Seven miles of pipeline will bring you to a 1,694 acre disposal site known as Little Blue (see its eerie blue color in this Google Maps satellite image). By the Environmental Protection Agency’s (EPA) own admission, Little Blue is one of 49 sites around the country whose dam currently has a High Hazard Potential rating. This rating means that if the dam holding back Little Blue’s toxic slurry – the largest earthen dam in the country – were to breach, it would result in probable loss of life, largely to communities across the river in Ohio.
In addition to the structural hazard, coal ash also contains toxic metals such as lead, mercury, arsenic, and selenium, to name a few, and so far EPA has not required special liners to ensure that coal ash does not contaminate nearby waterways.
Debbie Havens, of the West Virginia side of the impoundment, remembers the first time the energy company spoke to her about the expansion of the impoundment years ago.

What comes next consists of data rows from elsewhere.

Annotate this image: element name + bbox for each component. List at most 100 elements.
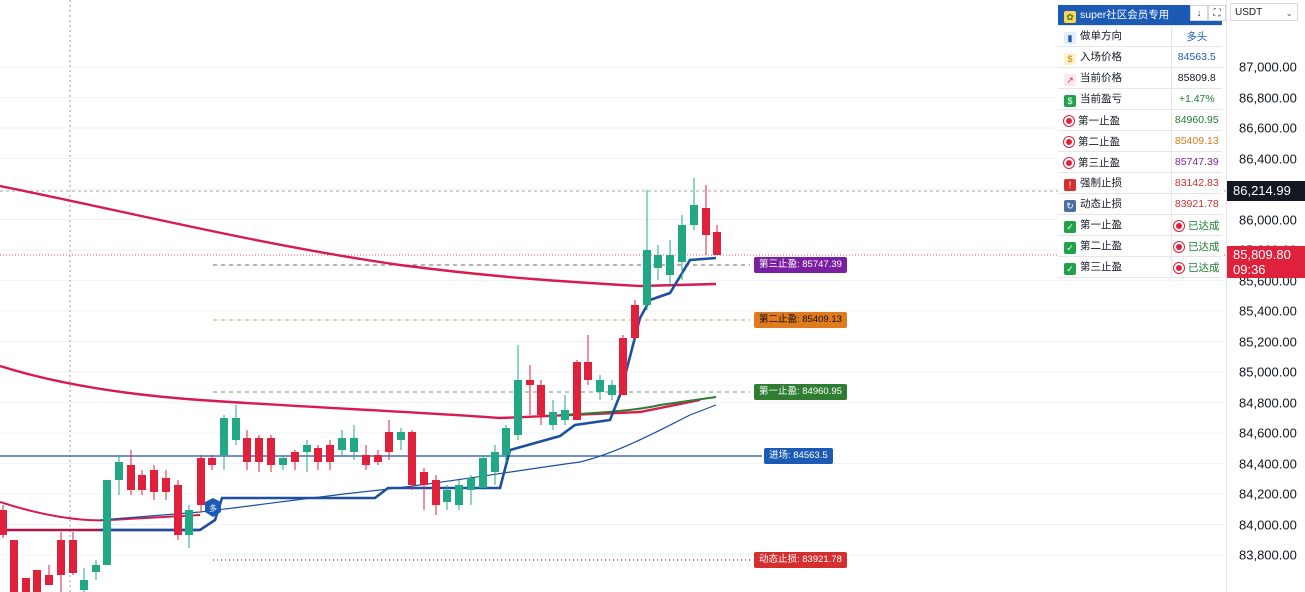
candle-body: [33, 570, 41, 592]
check-icon: ✓: [1064, 242, 1076, 254]
expand-button[interactable]: ⛶: [1208, 5, 1226, 21]
ma-blue-thin: [99, 404, 717, 521]
candle-body: [57, 540, 65, 575]
candle: [232, 405, 240, 445]
signal-panel: ✿ super社区会员专用 ▮ 做单方向 多头 $ 入场价格 84563.5 ↗ 当前价格 858…: [1058, 5, 1222, 278]
candle: [443, 485, 451, 510]
candle-body: [303, 445, 311, 452]
candle: [408, 430, 416, 490]
candle: [127, 450, 135, 495]
panel-title-cell: ✿ super社区会员专用: [1058, 5, 1172, 26]
candle: [326, 440, 334, 470]
axis-tick: 84,200.00: [1239, 486, 1297, 502]
panel-row-label-cell: ✓ 第一止盈: [1058, 214, 1172, 236]
candle-body: [702, 208, 710, 235]
download-button[interactable]: ↓: [1190, 5, 1208, 21]
candle: [526, 365, 534, 415]
candle: [397, 428, 405, 450]
candle: [713, 225, 721, 255]
axis-tick: 85,200.00: [1239, 334, 1297, 349]
candle-body: [690, 205, 698, 225]
line-label-tp1: 第一止盈: 84960.95: [754, 384, 847, 400]
candle: [69, 532, 77, 575]
candle-body: [467, 478, 475, 490]
candle: [549, 400, 557, 430]
panel-row: ↻ 动态止损 83921.78: [1058, 193, 1222, 215]
panel-row-value-cell: 多头: [1170, 25, 1222, 47]
candle-body: [267, 438, 275, 465]
panel-row-label: 强制止损: [1080, 177, 1122, 189]
panel-row-value-cell: 85747.39: [1170, 151, 1222, 173]
panel-row-label-cell: ! 强制止损: [1058, 172, 1172, 194]
candle-body: [678, 225, 686, 262]
candle: [314, 445, 322, 470]
candle: [10, 540, 18, 592]
candle: [243, 430, 251, 470]
candle-body: [314, 448, 322, 462]
candle: [150, 465, 158, 500]
sprout-icon: ✿: [1064, 11, 1076, 23]
panel-row-value-cell: 85409.13: [1170, 130, 1222, 152]
long-marker[interactable]: 多: [205, 498, 221, 517]
candle-body: [502, 428, 510, 455]
currency-select[interactable]: USDT ⌄: [1230, 3, 1298, 21]
candle: [33, 570, 41, 592]
bar-chart-icon: ▮: [1064, 32, 1076, 44]
candle: [374, 450, 382, 465]
countdown-value: 09:36: [1233, 262, 1266, 277]
candle-body: [549, 412, 557, 425]
candle-body: [174, 485, 182, 535]
panel-row-label-cell: 第二止盈: [1058, 130, 1172, 152]
candle: [561, 395, 569, 425]
high-price-tag: 86,214.99: [1227, 181, 1305, 201]
candle-body: [619, 338, 627, 395]
panel-row-value-cell: +1.47%: [1170, 88, 1222, 110]
refresh-icon: ↻: [1064, 200, 1076, 212]
line-label-tp2: 第二止盈: 85409.13: [754, 312, 847, 328]
axis-tick: 84,600.00: [1239, 425, 1297, 441]
panel-row-label-cell: ↗ 当前价格: [1058, 67, 1172, 89]
candle-body: [185, 510, 193, 535]
candle-body: [127, 465, 135, 490]
long-marker-label: 多: [209, 503, 217, 513]
panel-row: $ 入场价格 84563.5: [1058, 46, 1222, 68]
candle: [45, 565, 53, 585]
candle-body: [10, 540, 18, 592]
ma-red-low: [0, 501, 201, 522]
candle-body: [45, 575, 53, 585]
axis-tick: 84,400.00: [1239, 456, 1297, 471]
panel-row: $ 当前盈亏 +1.47%: [1058, 88, 1222, 110]
candle-body: [631, 305, 639, 338]
candle: [57, 532, 65, 592]
candle: [291, 450, 299, 470]
candle: [208, 455, 216, 470]
candle: [608, 380, 616, 400]
candle: [255, 435, 263, 472]
panel-row: ▮ 做单方向 多头: [1058, 25, 1222, 47]
candle-body: [208, 458, 216, 465]
panel-row-value-cell: 85809.8: [1170, 67, 1222, 89]
candle-body: [443, 490, 451, 502]
candle-body: [420, 472, 428, 485]
candle: [643, 190, 651, 310]
candle: [22, 578, 30, 592]
candle-body: [479, 458, 487, 488]
panel-row-label: 第一止盈: [1080, 219, 1122, 231]
panel-row-label: 当前价格: [1080, 72, 1122, 84]
candle-body: [491, 452, 499, 472]
candle: [690, 178, 698, 230]
panel-row: ! 强制止损 83142.83: [1058, 172, 1222, 194]
candle-body: [243, 438, 251, 462]
price-axis[interactable]: 87,000.00 86,800.00 86,600.00 86,400.00 86,2…: [1226, 0, 1305, 592]
panel-row-label-cell: 第一止盈: [1058, 109, 1172, 131]
candle-body: [279, 458, 287, 465]
candle-body: [537, 385, 545, 415]
panel-row: ✓ 第三止盈 已达成: [1058, 256, 1222, 278]
candle-body: [220, 418, 228, 455]
panel-row-value: 已达成: [1188, 240, 1220, 253]
panel-row-label-cell: $ 入场价格: [1058, 46, 1172, 68]
candle-body: [666, 255, 674, 275]
candle: [596, 375, 604, 400]
price-chart[interactable]: 多: [0, 0, 1226, 592]
panel-row-value: +1.47%: [1178, 93, 1215, 105]
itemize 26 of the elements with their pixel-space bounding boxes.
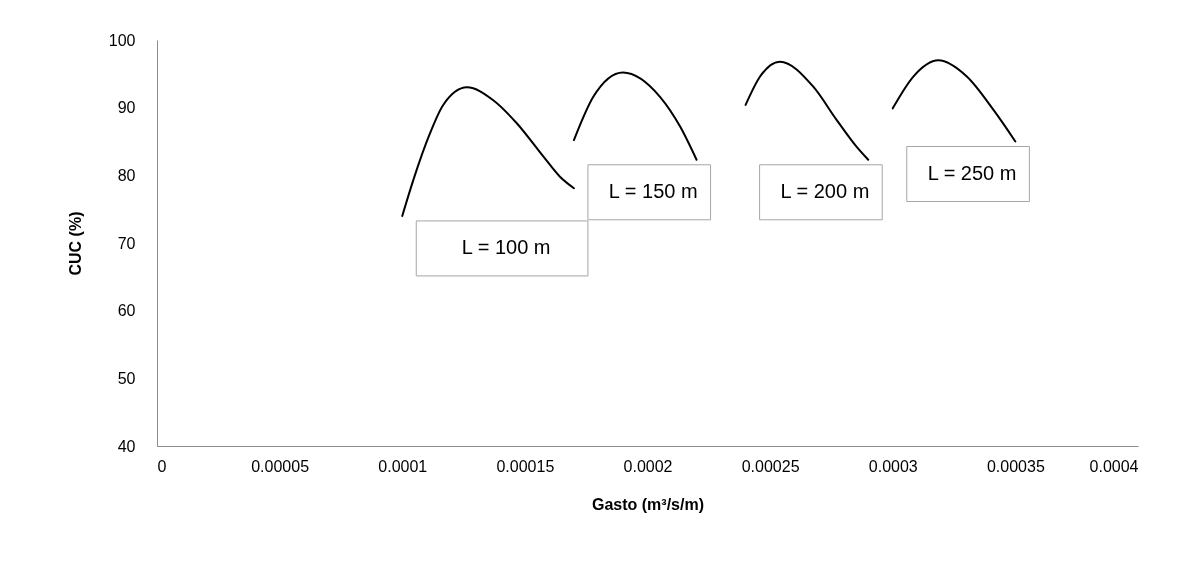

A man came to her home armed with a colorful brochure and said, “There will be swimming, boating, walking and bike trails, a place a family could spend time together.”
She told him, “I’m sorry sir, but I have a hard time believing that.” That was the first and only time that anyone came to her door. Now large properties are being bought off left and right to make room for more coal ash waste at Little Blue.
For those living near unlined coal ash impoundments the risk of cancer can be as high as 1 in 50, which is 2,000 times higher than EPA’s “acceptable cancer risk of 1 in 100,000.” This statistic only takes into account the risk of cancer from arsenic exposure in drinking water.
When looking at the entire list of toxins contained in coal ash, the health risks are even worse. Havens’ husband had his thyroid removed several years ago after being diagnosed with thyroid cancer and now Havens herself has a thyroid nodule which doctors are watching. Doctors also found three benign tumors doctors in her breast.
With no family history of thyroid problems, her endocrinologist has assessed that environmental exposure as the cause and told her, “You need to move or you will never survive this stuff.”
In her community three men have already died from cancer this year. One thing is sure, she said, “Life is a lot different than that pretty brochure 36 years ago.”
On the other side of the impoundment in Pennsylvania, Barb Reed and her son are living about a mile away from the site in Georgetown. Reed has lived in the area since 1978; her son is now living with her because he can no longer use his own water. His home is closer to the impoundment and after both FirstEnergy and the state Department of Environmental Protection found that the levels of arsenic in his water were exceeding the maximum EPA levels, he decided he had to leave his home.
“It’s terribly upsetting because he can’t even take showers or wash dishes, he’s had to leave his home, and he’s still paying a mortgage on it,” said Reed. “They haven’t even offered him a viable water supply because they claim it is not their fault.”
If the risk of cancer, the potential for contaminated water, and the destroyed landscape isn’t enough – there is also the smell of rotten eggs. “You can’t breathe because of the smell. Your throat burns, your eyes burns, everyday we’re surrounded by fly ash,” said Havens.
Even from a mile away Reed is reluctant to use her water because of the smell of rotten eggs coming from the tap. While she used to garden in her own backyard, she now grows vegetables out of buckets with store-bought soil to avoid eating contaminated produce.
It is time for EPA and EPA Administrator Lisa Jackson to treat coal ash as the toxic waste that it is. Both of Reed and Havens have attended the EPA coal ash public hearings in their areas hoping to get the agency to enact federally enforceable standards that will treat coal not like household garbage – but as toxic waste.
“A banana peel is household waste, not fly ash,” said Havens.